3 thoughts on “Around the Globe 09.18.2013

  1. you hit the nail on the head CNBC is funny, and not alone

    Bloomberg calls it a ” surge in mortgage rates to two-year highs”
    sounds horrible, frightening, scary, and look at the horrible results

    ” A surge in mortgage rates to two-year highs has undercut borrowing, pushing down refinancing by more than 70 percent since last September. ”

    Then you look at the rate and see the only time they have EVER been lower
    was 2012 and 2011

    and if you look back you see they are actually 1/2 what they were from 1974 to 1990.

    No one seems to think, there are only so many people that will refi so often
    I did it once, some of my friends twice, my rate is low and there is really
    no incentive for me to refi again.

    Cheap money tricks only work a few times.

    Right now we have an economy based in large part on lies, false promises and
    fake projections.

    People are going to lose a lot, it is only a matter of when.

    Chicago taxpayers face $86.9 billion in debt and unfunded
    liabilities under new Moody’s methodology.

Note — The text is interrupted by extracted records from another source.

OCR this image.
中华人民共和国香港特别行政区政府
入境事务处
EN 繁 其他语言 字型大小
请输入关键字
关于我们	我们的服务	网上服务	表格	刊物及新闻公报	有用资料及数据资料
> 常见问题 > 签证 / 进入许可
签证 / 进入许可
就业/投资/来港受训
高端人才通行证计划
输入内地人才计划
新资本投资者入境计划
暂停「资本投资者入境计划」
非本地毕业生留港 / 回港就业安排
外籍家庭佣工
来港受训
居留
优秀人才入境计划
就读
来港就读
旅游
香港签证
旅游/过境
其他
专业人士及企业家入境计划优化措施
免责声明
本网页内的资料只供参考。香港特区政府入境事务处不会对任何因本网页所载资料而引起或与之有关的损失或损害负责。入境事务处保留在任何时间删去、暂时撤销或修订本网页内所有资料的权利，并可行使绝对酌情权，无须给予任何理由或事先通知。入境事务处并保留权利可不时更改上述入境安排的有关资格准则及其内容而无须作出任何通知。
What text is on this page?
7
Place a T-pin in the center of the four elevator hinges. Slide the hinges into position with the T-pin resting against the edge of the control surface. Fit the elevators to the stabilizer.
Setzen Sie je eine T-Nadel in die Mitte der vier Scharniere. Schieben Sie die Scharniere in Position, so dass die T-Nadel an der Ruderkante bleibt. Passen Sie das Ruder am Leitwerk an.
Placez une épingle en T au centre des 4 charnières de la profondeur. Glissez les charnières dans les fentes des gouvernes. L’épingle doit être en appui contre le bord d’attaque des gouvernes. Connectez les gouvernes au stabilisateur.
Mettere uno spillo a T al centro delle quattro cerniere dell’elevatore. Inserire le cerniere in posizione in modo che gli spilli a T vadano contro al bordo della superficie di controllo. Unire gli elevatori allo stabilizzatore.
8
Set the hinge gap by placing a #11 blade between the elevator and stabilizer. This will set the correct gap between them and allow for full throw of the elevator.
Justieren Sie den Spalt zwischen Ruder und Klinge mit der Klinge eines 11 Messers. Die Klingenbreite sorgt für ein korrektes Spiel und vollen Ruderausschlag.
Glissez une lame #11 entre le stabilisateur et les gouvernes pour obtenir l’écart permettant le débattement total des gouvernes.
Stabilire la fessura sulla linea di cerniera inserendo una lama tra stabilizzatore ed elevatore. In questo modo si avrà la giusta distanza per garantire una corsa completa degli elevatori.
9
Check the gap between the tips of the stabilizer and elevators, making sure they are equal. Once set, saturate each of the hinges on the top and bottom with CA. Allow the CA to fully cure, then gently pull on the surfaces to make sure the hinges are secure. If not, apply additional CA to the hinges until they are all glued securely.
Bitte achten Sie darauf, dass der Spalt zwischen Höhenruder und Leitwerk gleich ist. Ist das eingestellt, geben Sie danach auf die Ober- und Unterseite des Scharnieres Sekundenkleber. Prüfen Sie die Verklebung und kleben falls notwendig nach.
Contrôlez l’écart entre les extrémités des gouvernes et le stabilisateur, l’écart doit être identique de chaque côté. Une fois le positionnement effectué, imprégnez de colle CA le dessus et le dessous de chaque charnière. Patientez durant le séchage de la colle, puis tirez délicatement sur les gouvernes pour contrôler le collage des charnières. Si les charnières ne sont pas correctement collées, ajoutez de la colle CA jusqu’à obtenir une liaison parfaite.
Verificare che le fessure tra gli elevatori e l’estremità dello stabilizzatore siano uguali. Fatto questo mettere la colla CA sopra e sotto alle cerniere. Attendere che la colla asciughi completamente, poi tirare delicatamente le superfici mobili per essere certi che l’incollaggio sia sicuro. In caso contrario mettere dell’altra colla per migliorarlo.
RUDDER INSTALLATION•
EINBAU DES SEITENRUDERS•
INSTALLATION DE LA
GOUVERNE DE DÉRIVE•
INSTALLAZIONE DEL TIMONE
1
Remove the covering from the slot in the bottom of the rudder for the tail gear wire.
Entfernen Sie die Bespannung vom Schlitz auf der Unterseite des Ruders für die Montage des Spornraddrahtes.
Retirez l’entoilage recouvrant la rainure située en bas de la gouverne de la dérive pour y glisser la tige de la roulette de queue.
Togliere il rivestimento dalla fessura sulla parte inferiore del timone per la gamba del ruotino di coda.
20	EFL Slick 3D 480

That’s $32,000 per
    Chicago resident and more than $84,000 for every Chicago

    Chicago debt and liabilities have grown rapidly in recent years.
    The city’s total official debt jumped to $32.3 billion in 2012
    from $19.7 billion in 2007.

    Across Chicago’s four pension funds, there are about 51,000
    active employees. With $36 billion in unfunded liabilities,
    this means that there is approximately $700,000 in unfunded
    pension liabilities for every active employee in the system.

    A healthy pension fund should be 100 percent funded, to
    ensure it will meet its future obligations. Chicago’s 2012
    adjusted funding level was 23 percent.

    The Chicago Public School system, or CPS, is responsible
    for 23,000 teachers and the education of more than 400,000
    students. CPS has an operating budget of more than $5
    billion and expects to face deficits in the range of $1 billion.
    Including long-term debt and unfunded pension and health
    insurance liabilities, CPS’s debt burden totals nearly $20

  2. “Right now we have an economy based in large part on lies, false promises and
    fake projections.” Thank you Sir for a reasonable conclusion.
    Maybe we are facing changes of ppl perception and today economy is not able to cope with that change,it is possible to observe progressive schizophrenic pattern of running same economic tricks over and over again,of course everything under goodwill and desire to improve and help.

  3. The Fed continues to play the game of musical chairs.
    The chair is gone, but the music continues.

    While the music plays, the price of stock goes up for the wealthy
    the price of food, gasoline and heating oil goes up for the not wealthy,
    and Cities and States line up for bankruptcy.

    1. Ask who benefits ?

    2. Why ?

    My guess:

    A. The wealthy keep politicians in power.
    They also control the media. Mr. Bloomberg may be mightily happy
    to keep writing nice stories so long as he keeps making money.

    B. Obama wants to preserve his “reputation” and exit before a crash.

    I. he does not want Obamacare to fail

    ii. he does not want a market crash, postpone it as long as possible
    (Janet Yellen will keep printing) and exit and leave it for the next person.

    iii. he knows despite all the of terrible and immoral acts of Clinton
    Clinton is well regarded in memory because the “economy” was good
    at least in the minds of the people, when he left office. And Bush is hated because
    at least in the minds of the people the “economy” was bad when he left office.

    I opined the taper would not happen, and it did not.
    I am not surprised.

    The question is, can Obama keep that up until his exit from office.

    Voting in Yellen was his sole hope, my bet, she promised to keep printing.